The U.S. dollar advanced against the Canadian dollar on Monday, approaching the 1.3850 level as investors responded to signs of a potential easing in tariff-related tensions. The move marks a modest recovery for the greenback, which has recently been under pressure from soft U.S. economic data and shifting rate expectations.
USD/CAD climbed to around 1.3845, buoyed by news that officials in Washington and Ottawa may be nearing an agreement to roll back some trade measures that have strained bilateral relations in recent years. The possibility of a tariff de-escalation lifted broader risk sentiment and offered support to the dollar, even as oil prices—typically a tailwind for the Canadian dollar—remained steady.
While the Canadian dollar is often bolstered by firm energy prices, its gains were capped by cautious remarks from Bank of Canada officials who emphasized a data-dependent approach to future policy decisions. The loonie remains sensitive to global trade developments, with any sign of easing friction likely to provide short-term direction for the pair.
On the U.S. side, the dollar found additional support from stable Treasury yields and investor positioning ahead of this week’s key data releases, including inflation and consumer spending figures. The outlook for Federal Reserve policy remains uncertain, but traders are pricing in a reduced likelihood of immediate rate cuts.
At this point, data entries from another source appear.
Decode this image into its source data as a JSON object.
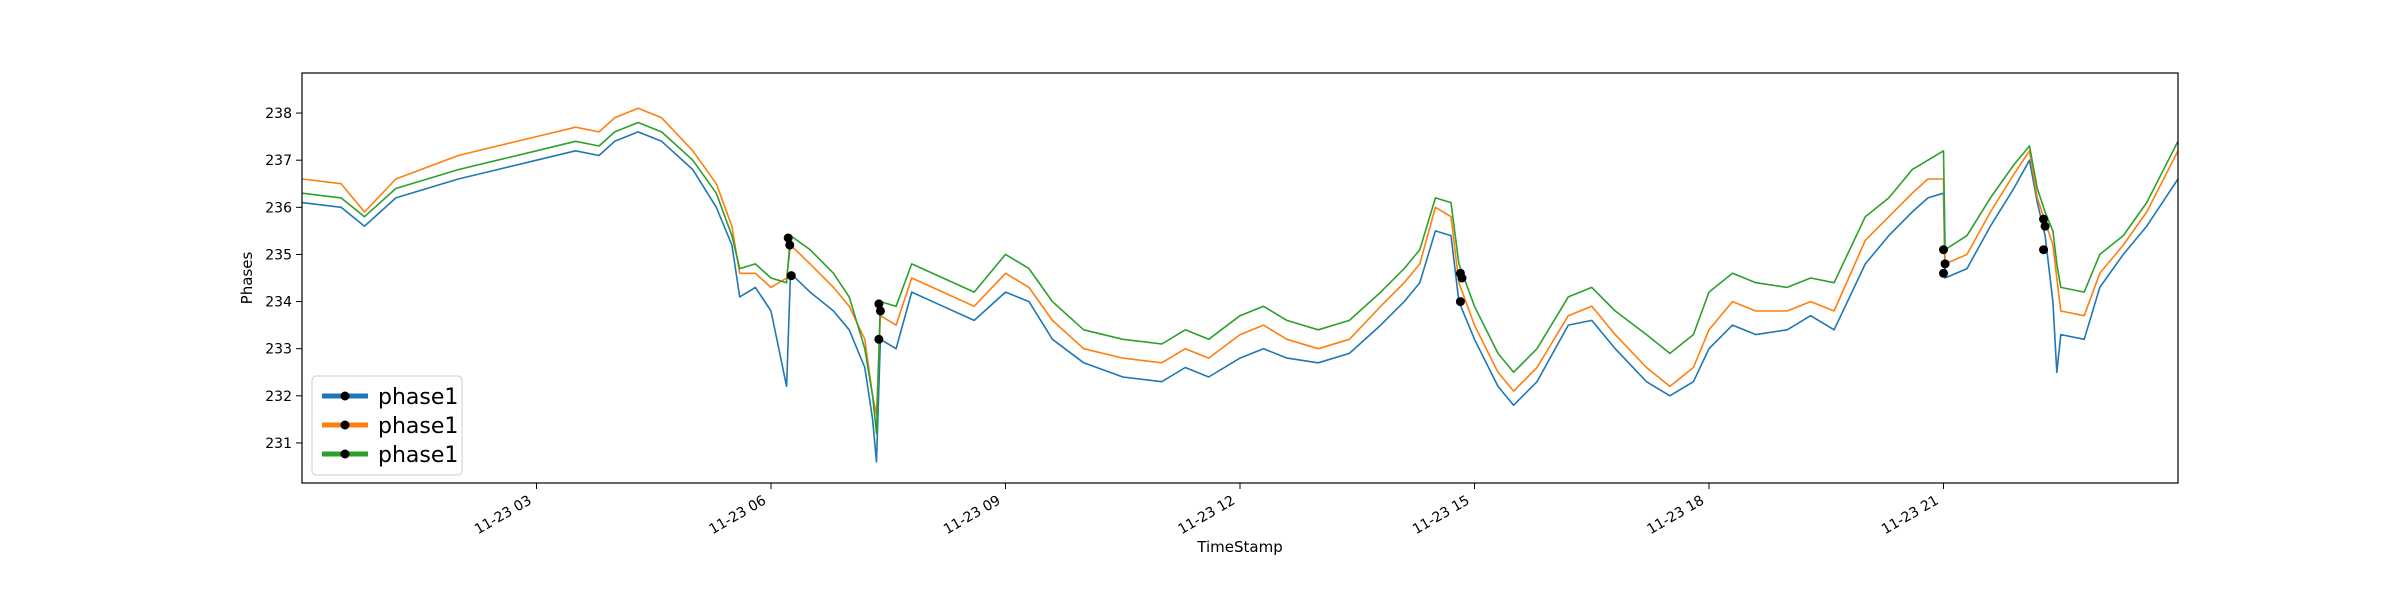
{
  "chart_data": {
    "type": "line",
    "xlabel": "TimeStamp",
    "ylabel": "Phases",
    "x_range": [
      0.0,
      24.0
    ],
    "ylim": [
      230.15,
      238.85
    ],
    "x_ticks": [
      {
        "value": 3,
        "label": "11-23 03"
      },
      {
        "value": 6,
        "label": "11-23 06"
      },
      {
        "value": 9,
        "label": "11-23 09"
      },
      {
        "value": 12,
        "label": "11-23 12"
      },
      {
        "value": 15,
        "label": "11-23 15"
      },
      {
        "value": 18,
        "label": "11-23 18"
      },
      {
        "value": 21,
        "label": "11-23 21"
      }
    ],
    "y_ticks": [
      231,
      232,
      233,
      234,
      235,
      236,
      237,
      238
    ],
    "grid": false,
    "legend_position": "lower-left",
    "series": [
      {
        "name": "phase1",
        "color": "#1f77b4",
        "points": [
          [
            0,
            236.1
          ],
          [
            0.5,
            236.0
          ],
          [
            0.8,
            235.6
          ],
          [
            1.2,
            236.2
          ],
          [
            2,
            236.6
          ],
          [
            2.5,
            236.8
          ],
          [
            3,
            237.0
          ],
          [
            3.5,
            237.2
          ],
          [
            3.8,
            237.1
          ],
          [
            4,
            237.4
          ],
          [
            4.3,
            237.6
          ],
          [
            4.6,
            237.4
          ],
          [
            5,
            236.8
          ],
          [
            5.3,
            236.0
          ],
          [
            5.5,
            235.2
          ],
          [
            5.6,
            234.1
          ],
          [
            5.8,
            234.3
          ],
          [
            6.0,
            233.8
          ],
          [
            6.2,
            232.2
          ],
          [
            6.25,
            234.6
          ],
          [
            6.5,
            234.2
          ],
          [
            6.8,
            233.8
          ],
          [
            7.0,
            233.4
          ],
          [
            7.2,
            232.6
          ],
          [
            7.3,
            231.5
          ],
          [
            7.35,
            230.6
          ],
          [
            7.4,
            233.2
          ],
          [
            7.6,
            233.0
          ],
          [
            7.8,
            234.2
          ],
          [
            8.2,
            233.9
          ],
          [
            8.6,
            233.6
          ],
          [
            9.0,
            234.2
          ],
          [
            9.3,
            234.0
          ],
          [
            9.6,
            233.2
          ],
          [
            10,
            232.7
          ],
          [
            10.5,
            232.4
          ],
          [
            11,
            232.3
          ],
          [
            11.3,
            232.6
          ],
          [
            11.6,
            232.4
          ],
          [
            12,
            232.8
          ],
          [
            12.3,
            233.0
          ],
          [
            12.6,
            232.8
          ],
          [
            13,
            232.7
          ],
          [
            13.4,
            232.9
          ],
          [
            13.8,
            233.5
          ],
          [
            14.1,
            234.0
          ],
          [
            14.3,
            234.4
          ],
          [
            14.5,
            235.5
          ],
          [
            14.7,
            235.4
          ],
          [
            14.8,
            234.0
          ],
          [
            15.0,
            233.2
          ],
          [
            15.3,
            232.2
          ],
          [
            15.5,
            231.8
          ],
          [
            15.8,
            232.3
          ],
          [
            16.2,
            233.5
          ],
          [
            16.5,
            233.6
          ],
          [
            16.8,
            233.0
          ],
          [
            17.2,
            232.3
          ],
          [
            17.5,
            232.0
          ],
          [
            17.8,
            232.3
          ],
          [
            18,
            233.0
          ],
          [
            18.3,
            233.5
          ],
          [
            18.6,
            233.3
          ],
          [
            19,
            233.4
          ],
          [
            19.3,
            233.7
          ],
          [
            19.6,
            233.4
          ],
          [
            20,
            234.8
          ],
          [
            20.3,
            235.4
          ],
          [
            20.6,
            235.9
          ],
          [
            20.8,
            236.2
          ],
          [
            21.0,
            236.3
          ],
          [
            21.02,
            234.5
          ],
          [
            21.3,
            234.7
          ],
          [
            21.6,
            235.6
          ],
          [
            21.9,
            236.4
          ],
          [
            22.1,
            237.0
          ],
          [
            22.2,
            236.1
          ],
          [
            22.3,
            235.4
          ],
          [
            22.4,
            234.0
          ],
          [
            22.45,
            232.5
          ],
          [
            22.5,
            233.3
          ],
          [
            22.8,
            233.2
          ],
          [
            23.0,
            234.3
          ],
          [
            23.3,
            235.0
          ],
          [
            23.6,
            235.6
          ],
          [
            24,
            236.6
          ]
        ]
      },
      {
        "name": "phase1",
        "color": "#ff7f0e",
        "points": [
          [
            0,
            236.6
          ],
          [
            0.5,
            236.5
          ],
          [
            0.8,
            235.9
          ],
          [
            1.2,
            236.6
          ],
          [
            2,
            237.1
          ],
          [
            2.5,
            237.3
          ],
          [
            3,
            237.5
          ],
          [
            3.5,
            237.7
          ],
          [
            3.8,
            237.6
          ],
          [
            4,
            237.9
          ],
          [
            4.3,
            238.1
          ],
          [
            4.6,
            237.9
          ],
          [
            5,
            237.2
          ],
          [
            5.3,
            236.5
          ],
          [
            5.5,
            235.6
          ],
          [
            5.6,
            234.6
          ],
          [
            5.8,
            234.6
          ],
          [
            6.0,
            234.3
          ],
          [
            6.2,
            234.5
          ],
          [
            6.25,
            235.2
          ],
          [
            6.5,
            234.8
          ],
          [
            6.8,
            234.3
          ],
          [
            7.0,
            233.9
          ],
          [
            7.2,
            233.2
          ],
          [
            7.3,
            232.0
          ],
          [
            7.35,
            231.6
          ],
          [
            7.4,
            233.7
          ],
          [
            7.6,
            233.5
          ],
          [
            7.8,
            234.5
          ],
          [
            8.2,
            234.2
          ],
          [
            8.6,
            233.9
          ],
          [
            9.0,
            234.6
          ],
          [
            9.3,
            234.3
          ],
          [
            9.6,
            233.6
          ],
          [
            10,
            233.0
          ],
          [
            10.5,
            232.8
          ],
          [
            11,
            232.7
          ],
          [
            11.3,
            233.0
          ],
          [
            11.6,
            232.8
          ],
          [
            12,
            233.3
          ],
          [
            12.3,
            233.5
          ],
          [
            12.6,
            233.2
          ],
          [
            13,
            233.0
          ],
          [
            13.4,
            233.2
          ],
          [
            13.8,
            233.9
          ],
          [
            14.1,
            234.4
          ],
          [
            14.3,
            234.8
          ],
          [
            14.5,
            236.0
          ],
          [
            14.7,
            235.8
          ],
          [
            14.8,
            234.4
          ],
          [
            15.0,
            233.5
          ],
          [
            15.3,
            232.5
          ],
          [
            15.5,
            232.1
          ],
          [
            15.8,
            232.6
          ],
          [
            16.2,
            233.7
          ],
          [
            16.5,
            233.9
          ],
          [
            16.8,
            233.3
          ],
          [
            17.2,
            232.6
          ],
          [
            17.5,
            232.2
          ],
          [
            17.8,
            232.6
          ],
          [
            18,
            233.4
          ],
          [
            18.3,
            234.0
          ],
          [
            18.6,
            233.8
          ],
          [
            19,
            233.8
          ],
          [
            19.3,
            234.0
          ],
          [
            19.6,
            233.8
          ],
          [
            20,
            235.3
          ],
          [
            20.3,
            235.8
          ],
          [
            20.6,
            236.3
          ],
          [
            20.8,
            236.6
          ],
          [
            21.0,
            236.6
          ],
          [
            21.02,
            234.8
          ],
          [
            21.3,
            235.0
          ],
          [
            21.6,
            235.9
          ],
          [
            21.9,
            236.7
          ],
          [
            22.1,
            237.2
          ],
          [
            22.2,
            236.2
          ],
          [
            22.3,
            235.7
          ],
          [
            22.4,
            235.2
          ],
          [
            22.45,
            234.5
          ],
          [
            22.5,
            233.8
          ],
          [
            22.8,
            233.7
          ],
          [
            23.0,
            234.6
          ],
          [
            23.3,
            235.2
          ],
          [
            23.6,
            235.9
          ],
          [
            24,
            237.2
          ]
        ]
      },
      {
        "name": "phase1",
        "color": "#2ca02c",
        "points": [
          [
            0,
            236.3
          ],
          [
            0.5,
            236.2
          ],
          [
            0.8,
            235.8
          ],
          [
            1.2,
            236.4
          ],
          [
            2,
            236.8
          ],
          [
            2.5,
            237.0
          ],
          [
            3,
            237.2
          ],
          [
            3.5,
            237.4
          ],
          [
            3.8,
            237.3
          ],
          [
            4,
            237.6
          ],
          [
            4.3,
            237.8
          ],
          [
            4.6,
            237.6
          ],
          [
            5,
            237.0
          ],
          [
            5.3,
            236.3
          ],
          [
            5.5,
            235.4
          ],
          [
            5.6,
            234.7
          ],
          [
            5.8,
            234.8
          ],
          [
            6.0,
            234.5
          ],
          [
            6.2,
            234.4
          ],
          [
            6.25,
            235.4
          ],
          [
            6.5,
            235.1
          ],
          [
            6.8,
            234.6
          ],
          [
            7.0,
            234.1
          ],
          [
            7.2,
            233.0
          ],
          [
            7.3,
            232.0
          ],
          [
            7.35,
            231.2
          ],
          [
            7.4,
            234.0
          ],
          [
            7.6,
            233.9
          ],
          [
            7.8,
            234.8
          ],
          [
            8.2,
            234.5
          ],
          [
            8.6,
            234.2
          ],
          [
            9.0,
            235.0
          ],
          [
            9.3,
            234.7
          ],
          [
            9.6,
            234.0
          ],
          [
            10,
            233.4
          ],
          [
            10.5,
            233.2
          ],
          [
            11,
            233.1
          ],
          [
            11.3,
            233.4
          ],
          [
            11.6,
            233.2
          ],
          [
            12,
            233.7
          ],
          [
            12.3,
            233.9
          ],
          [
            12.6,
            233.6
          ],
          [
            13,
            233.4
          ],
          [
            13.4,
            233.6
          ],
          [
            13.8,
            234.2
          ],
          [
            14.1,
            234.7
          ],
          [
            14.3,
            235.1
          ],
          [
            14.5,
            236.2
          ],
          [
            14.7,
            236.1
          ],
          [
            14.8,
            234.8
          ],
          [
            15.0,
            233.9
          ],
          [
            15.3,
            232.9
          ],
          [
            15.5,
            232.5
          ],
          [
            15.8,
            233.0
          ],
          [
            16.2,
            234.1
          ],
          [
            16.5,
            234.3
          ],
          [
            16.8,
            233.8
          ],
          [
            17.2,
            233.3
          ],
          [
            17.5,
            232.9
          ],
          [
            17.8,
            233.3
          ],
          [
            18,
            234.2
          ],
          [
            18.3,
            234.6
          ],
          [
            18.6,
            234.4
          ],
          [
            19,
            234.3
          ],
          [
            19.3,
            234.5
          ],
          [
            19.6,
            234.4
          ],
          [
            20,
            235.8
          ],
          [
            20.3,
            236.2
          ],
          [
            20.6,
            236.8
          ],
          [
            20.8,
            237.0
          ],
          [
            21.0,
            237.2
          ],
          [
            21.02,
            235.1
          ],
          [
            21.3,
            235.4
          ],
          [
            21.6,
            236.2
          ],
          [
            21.9,
            236.9
          ],
          [
            22.1,
            237.3
          ],
          [
            22.2,
            236.4
          ],
          [
            22.3,
            235.9
          ],
          [
            22.4,
            235.5
          ],
          [
            22.45,
            234.8
          ],
          [
            22.5,
            234.3
          ],
          [
            22.8,
            234.2
          ],
          [
            23.0,
            235.0
          ],
          [
            23.3,
            235.4
          ],
          [
            23.6,
            236.1
          ],
          [
            24,
            237.4
          ]
        ]
      }
    ],
    "markers": [
      {
        "x": 6.22,
        "y": 235.35
      },
      {
        "x": 6.24,
        "y": 235.2
      },
      {
        "x": 6.26,
        "y": 234.55
      },
      {
        "x": 7.38,
        "y": 233.95
      },
      {
        "x": 7.4,
        "y": 233.8
      },
      {
        "x": 7.38,
        "y": 233.2
      },
      {
        "x": 14.82,
        "y": 234.6
      },
      {
        "x": 14.84,
        "y": 234.5
      },
      {
        "x": 14.82,
        "y": 234.0
      },
      {
        "x": 21.0,
        "y": 235.1
      },
      {
        "x": 21.02,
        "y": 234.8
      },
      {
        "x": 21.0,
        "y": 234.6
      },
      {
        "x": 22.28,
        "y": 235.75
      },
      {
        "x": 22.3,
        "y": 235.6
      },
      {
        "x": 22.28,
        "y": 235.1
      }
    ],
    "marker_color": "#000000",
    "legend": [
      {
        "label": "phase1",
        "color": "#1f77b4"
      },
      {
        "label": "phase1",
        "color": "#ff7f0e"
      },
      {
        "label": "phase1",
        "color": "#2ca02c"
      }
    ]
  }
}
Technical indicators suggest USD/CAD could challenge resistance near 1.3865, especially if trade talks continue to make progress or if Canadian economic data underwhelms. However, strong Canadian job or inflation numbers could quickly shift momentum back toward the loonie.
For now, the pair is driven more by headlines than fundamentals, with traders closely watching for concrete developments in tariff negotiations. If optimism holds, the dollar may extend its gains—but any setback in talks could reignite pressure on the greenback.